NOWY JORK. Globalizacja ma w ostatnich latach złą prasę, nie bez powodu. Niektórzy jej krytycy – zwłaszcza prezydent USA Donald Trump – kierują jednak zarzuty pod niewłaściwym adresem. W ich fałszywym wyobrażeniu Europa, Chiny i państwa rozwijające się ograły amerykańskich negocjatorów i schwytały USA w pułapkę niekorzystnych umów handlowych, które miałyby być przyczyną obecnych kłopotów Stanów Zjednoczonych. Ta teza jest absurdalna: w końcu to sama Ameryka – albo raczej amerykański wielki biznes – napisała zasady globalizacji.
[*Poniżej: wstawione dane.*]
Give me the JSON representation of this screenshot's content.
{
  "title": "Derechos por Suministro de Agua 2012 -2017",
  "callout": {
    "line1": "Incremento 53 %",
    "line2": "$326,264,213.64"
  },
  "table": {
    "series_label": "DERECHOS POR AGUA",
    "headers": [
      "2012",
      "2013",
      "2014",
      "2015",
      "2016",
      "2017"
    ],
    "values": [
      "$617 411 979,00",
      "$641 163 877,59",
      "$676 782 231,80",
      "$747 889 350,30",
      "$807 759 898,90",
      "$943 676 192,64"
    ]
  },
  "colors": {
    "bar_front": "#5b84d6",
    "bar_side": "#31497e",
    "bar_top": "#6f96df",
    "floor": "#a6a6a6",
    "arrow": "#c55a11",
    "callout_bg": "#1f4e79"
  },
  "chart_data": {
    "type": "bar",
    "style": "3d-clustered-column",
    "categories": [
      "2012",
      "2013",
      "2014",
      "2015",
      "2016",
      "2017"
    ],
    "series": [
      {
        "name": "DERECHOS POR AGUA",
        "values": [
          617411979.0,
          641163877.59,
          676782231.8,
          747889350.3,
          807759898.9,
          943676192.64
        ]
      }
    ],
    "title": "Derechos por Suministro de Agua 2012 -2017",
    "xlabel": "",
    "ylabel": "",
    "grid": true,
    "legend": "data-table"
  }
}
To powiedziawszy, przypomnę pewien szczególny aspekt globalizacji, który nie przyciąga wciąż tyle uwagi, ile powinien. Chodzi o unikanie opodatkowania przez korporacje. Ponadnarodowe koncerny są w stanie – zdecydowanie zbyt łatwo – przeprowadzać swe siedziby i produkcję do dowolnego miejsca na świecie, gdzie obowiązuje najniższe opodatkowanie. A nieraz nie muszą nawet przenosić działalności, bo wystarczy, że na papierze zmieniają sposób księgowania dochodów.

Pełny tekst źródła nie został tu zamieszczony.